If the Harapan government does not make the CEP report public, the people may think that the government acted on our recommendations. Thus, I would like to suggest that the Harapan government releases the IRC report since it was submitted separately to the CEP.
CEP’s reputation at stake
The old BN government used to say that the OSA was needed for national security. Now, the new Harapan government says that submissions to the CEP are “sensitive” and that some businesses may suffer.
Really? Does it justify PKR vice-president Rafizi Ramli’s charges under the OSA then since he wasn’t sensitive enough to the health of the corporation he was exposing? After the cows and condos scandal he raised to deserve the charges under the OSA, he might well say, “What a load of bullocks!”
The CEP needs to be reminded that they will be held culpable in Prime Minister Dr Mahathir Mohamad’s recent decisions, which are not just contradictory to the Harapan manifesto but look like the repeat of Mahathir 1.0.
These include the announcement that sovereign wealth fund Khazanah Nasional will be privatised for bumiputera interests and the new national car project Proton 2.0.
Presumably, the prime minister was advised by his Council of Eminent Persons on these decisions. If not, how are we to know when the CEP report is kept secret?

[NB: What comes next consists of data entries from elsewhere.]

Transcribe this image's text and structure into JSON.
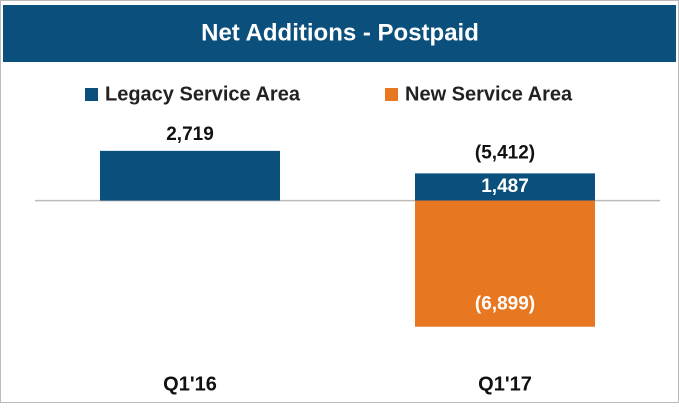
{
  "chart_data": {
    "type": "stacked_bar",
    "title": "Net Additions - Postpaid",
    "categories": [
      "Q1'16",
      "Q1'17"
    ],
    "series": [
      {
        "name": "Legacy Service Area",
        "color": "#0b4f7c",
        "values": [
          2719,
          1487
        ],
        "value_labels": [
          "2,719",
          "1,487"
        ]
      },
      {
        "name": "New Service Area",
        "color": "#e87722",
        "values": [
          null,
          -6899
        ],
        "value_labels": [
          null,
          "(6,899)"
        ]
      }
    ],
    "totals": [
      null,
      -5412
    ],
    "total_labels": [
      null,
      "(5,412)"
    ],
    "ylim": [
      -8500,
      5500
    ],
    "legend": "top"
  }
}
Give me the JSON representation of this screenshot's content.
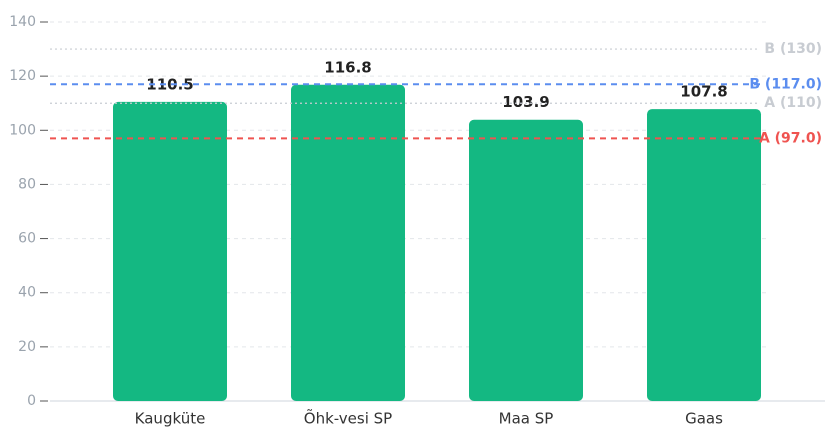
{
  "chart_data": {
    "type": "bar",
    "categories": [
      "Kaugküte",
      "Õhk-vesi SP",
      "Maa SP",
      "Gaas"
    ],
    "values": [
      110.5,
      116.8,
      103.9,
      107.8
    ],
    "color": "#14b882",
    "ylim": [
      0,
      140
    ],
    "yticks": [
      0,
      20,
      40,
      60,
      80,
      100,
      120,
      140
    ],
    "grid": true,
    "reference_lines": [
      {
        "label": "B (130)",
        "value": 130,
        "color": "#c8ccd2",
        "style": "dotted"
      },
      {
        "label": "A (110)",
        "value": 110,
        "color": "#c8ccd2",
        "style": "dotted"
      },
      {
        "label": "B (117.0)",
        "value": 117,
        "color": "#5b8def",
        "style": "dashed"
      },
      {
        "label": "A (97.0)",
        "value": 97,
        "color": "#ef5350",
        "style": "dashed"
      }
    ]
  }
}
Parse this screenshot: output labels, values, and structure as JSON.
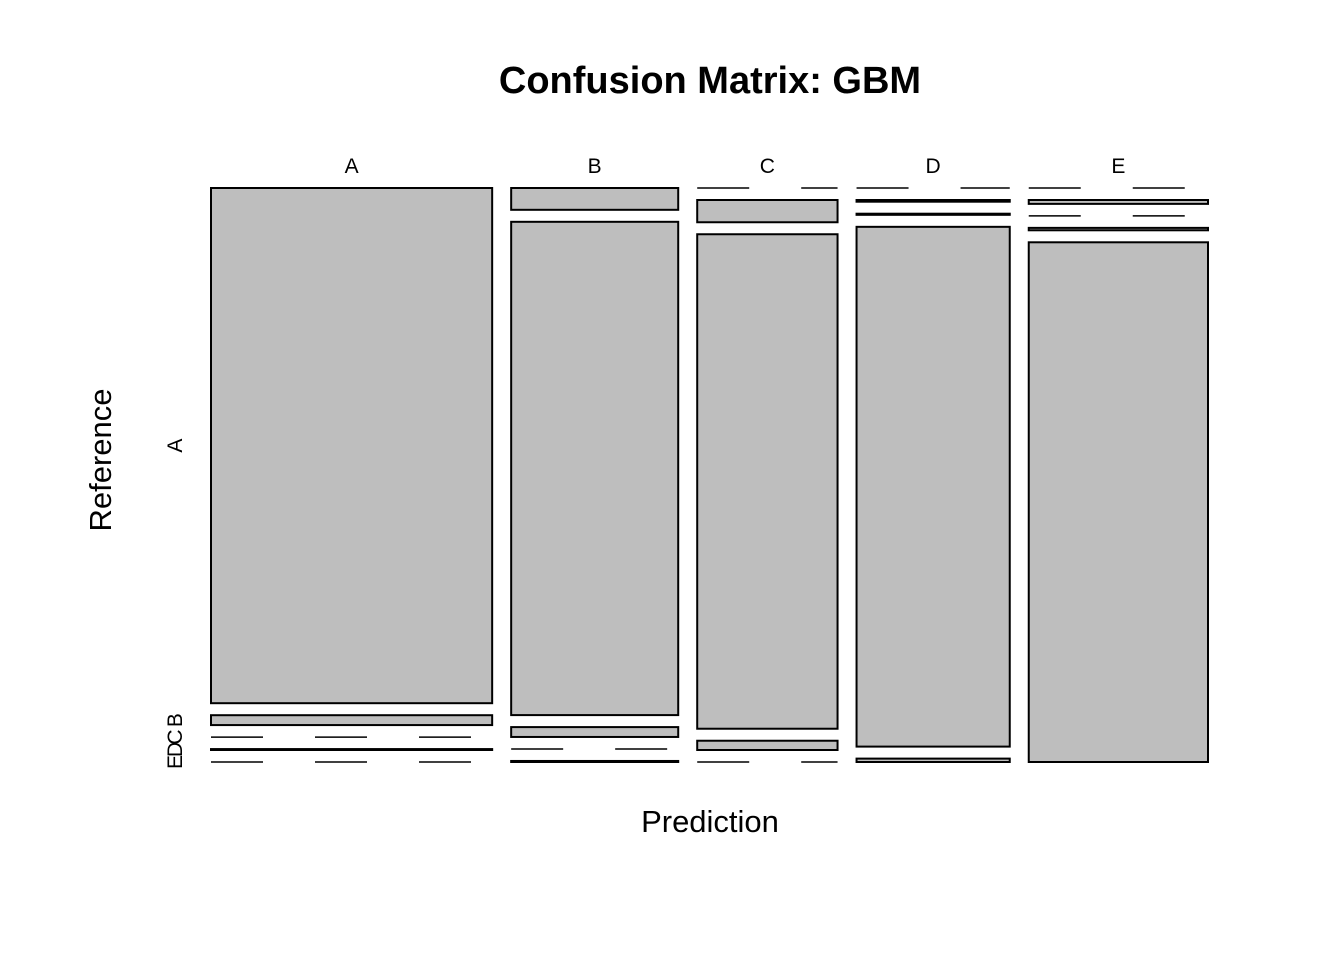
{
  "chart_data": {
    "type": "mosaic",
    "title": "Confusion Matrix: GBM",
    "xlabel": "Prediction",
    "ylabel": "Reference",
    "categories": [
      "A",
      "B",
      "C",
      "D",
      "E"
    ],
    "reference_levels": [
      "A",
      "B",
      "C",
      "D",
      "E"
    ],
    "column_totals": [
      1705,
      1013,
      851,
      929,
      1087
    ],
    "matrix": {
      "A": {
        "A": 1670,
        "B": 32,
        "C": 0,
        "D": 3,
        "E": 0
      },
      "B": {
        "A": 42,
        "B": 950,
        "C": 19,
        "D": 0,
        "E": 2
      },
      "C": {
        "A": 0,
        "B": 36,
        "C": 800,
        "D": 15,
        "E": 0
      },
      "D": {
        "A": 0,
        "B": 3,
        "C": 2,
        "D": 918,
        "E": 6
      },
      "E": {
        "A": 0,
        "B": 8,
        "C": 0,
        "D": 5,
        "E": 1074
      }
    },
    "fill_color": "#bebebe",
    "stroke_color": "#000000",
    "grid": false
  }
}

I am afraid they will have to live with their tarnished reputation.
Harapan reneging on more promises
This is what was promised to Malaysians in the coalition’s Buku Harapan by Harapan leader Zaid Ibrahim:
“A promise that the Official Secrets Act 1972 in its current form will be repealed will tell Malaysians that corrupt leaders can no longer hide behind draconian legislation. If this act is repealed, our ministers, top civil servants and police chiefs in future will no longer be so filthy rich to steal as they like. It will tell the people that those in the government will not be able to classify documents as official secrets at whim. With this act of revocation, those who have stolen government property will find themselves facing the attention of the world…”
If I quoted all the statements condemning the OSA by former dissidents who now sit in the new government, they would run into reams.
I still remember the rousing speeches against the OSA by all these former “democrats” since the seventies. These are recorded in a publication by eco-activist Gurmit Singh KS during the eighties titled: “No to Secrecy: The campaign against 1986's amendments to the OSA”.
Even more recently on Aug 17, 2017, DAP supremo Lim Kit Siang told a forum that “the Pakatan Harapan coalition will repeal the Official Secrets Act (OSA) and replace it with and a new Freedom of Information Act if it comes into power at the next elections…we are committed to work towards the repeal of the OSA and fight for its inclusion in the Pakatan Harapan manifesto to show its commitment to transparency in line with the spirit of the ‘New Malaysia’”.
The infringement of the rule of law by the OSA was best summed up by Param Cumaraswamy, then president of the Malaysian Bar in 1986:
“With the definition of official secret so wide, coupled with the one-year minimum sentence and the power of the courts curtailed, there is no doubt that the OSA infringes the concept of the rule of law. It confers wide discretionary powers on public officers without adequate protection against abuse. The powers of our courts, which are traditionally the guardians of our freedoms, will be curtailed. The right to free speech and expression guaranteed under our Constitution will be unduly restricted…”
KUA KIA SOONG is Suaram adviser.
The views expressed here are those of the author/contributor and do not necessarily represent the views of Malaysiakini.